The inevitable obtrusive organ-case is of the seventeenth century, and like all of its kind is a parasitical abomination, clinging precariously to the western wall.

The sacristy is an extensive suite of rooms which contain throughout a deep-toned and mellow oaken wainscot.

For the rest, the lines of this church follow the conventionality of its time. Its proportions, while not great, are good, and there is no marked luxuriance of ornament or any exceeding grace in the entire structure, if we except the detached tower before mentioned.

The situation of the town is most picturesque; not daintily pretty, but of a certain dignified order, which is the more satisfying.

The ancient château, called Le Duché, is the real architectural treat of the place.

XVI
ST. JEAN D'ALAIS

Alais is an ancient city, but greatly modernized; moreover it does not take a supreme rank as a cathedral city, from the fact that it held a bishop's throne for but a hundred years. Alais was a bishopric only from 1694 to 1790.

The cathedral of St. Jean is an imposing structure of that obtrusive variety of architectural art known as "Louis Quinze," and is unworthy of the distinction once bestowed upon it.

Perhaps it is due to the fact that the Cevenole country was so largely and aggressively Protestant that the see of Alais did not endure.

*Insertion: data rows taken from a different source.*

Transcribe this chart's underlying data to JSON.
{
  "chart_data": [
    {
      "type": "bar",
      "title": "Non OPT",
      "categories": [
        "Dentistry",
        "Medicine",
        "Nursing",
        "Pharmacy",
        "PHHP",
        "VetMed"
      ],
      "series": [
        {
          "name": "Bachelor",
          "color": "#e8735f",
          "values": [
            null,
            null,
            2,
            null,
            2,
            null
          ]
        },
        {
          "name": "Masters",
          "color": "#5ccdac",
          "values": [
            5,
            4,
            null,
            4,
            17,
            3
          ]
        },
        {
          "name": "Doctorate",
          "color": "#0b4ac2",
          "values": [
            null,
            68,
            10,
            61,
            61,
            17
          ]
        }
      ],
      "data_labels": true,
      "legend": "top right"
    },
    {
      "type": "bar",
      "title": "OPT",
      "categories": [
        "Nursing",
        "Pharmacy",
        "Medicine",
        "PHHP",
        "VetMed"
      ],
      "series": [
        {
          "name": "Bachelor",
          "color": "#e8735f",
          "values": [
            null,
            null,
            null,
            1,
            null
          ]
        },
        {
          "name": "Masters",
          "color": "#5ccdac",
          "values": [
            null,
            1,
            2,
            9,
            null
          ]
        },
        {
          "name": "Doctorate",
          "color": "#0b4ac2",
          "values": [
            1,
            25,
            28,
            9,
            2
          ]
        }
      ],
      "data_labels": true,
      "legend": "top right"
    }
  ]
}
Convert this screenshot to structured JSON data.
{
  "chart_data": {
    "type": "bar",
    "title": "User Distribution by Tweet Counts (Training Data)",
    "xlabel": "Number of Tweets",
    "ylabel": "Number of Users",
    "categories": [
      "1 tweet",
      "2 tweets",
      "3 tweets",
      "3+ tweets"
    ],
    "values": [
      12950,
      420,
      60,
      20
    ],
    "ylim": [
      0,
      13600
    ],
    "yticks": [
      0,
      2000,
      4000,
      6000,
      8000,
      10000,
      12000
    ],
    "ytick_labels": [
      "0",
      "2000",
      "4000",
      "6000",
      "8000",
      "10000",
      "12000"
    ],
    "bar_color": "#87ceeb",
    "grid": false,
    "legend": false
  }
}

Robert Louis Stevenson tells of a stranger he met in these mountain parts—that he was a Catholic, "and made no shame of it. No shame of it! The phrase is a piece of natural statistics; for it is the language of one of a minority.... Ireland is still Catholic; the Cevennes still Protestant. Outdoor rustics have not many ideas, but such as they have are hardy plants and thrive flourishingly in persecution."

Built about in the façade of this unfeeling structure are some remains of a twelfth-century church, but they are not of sufficient bulk or excellence to warrant remark.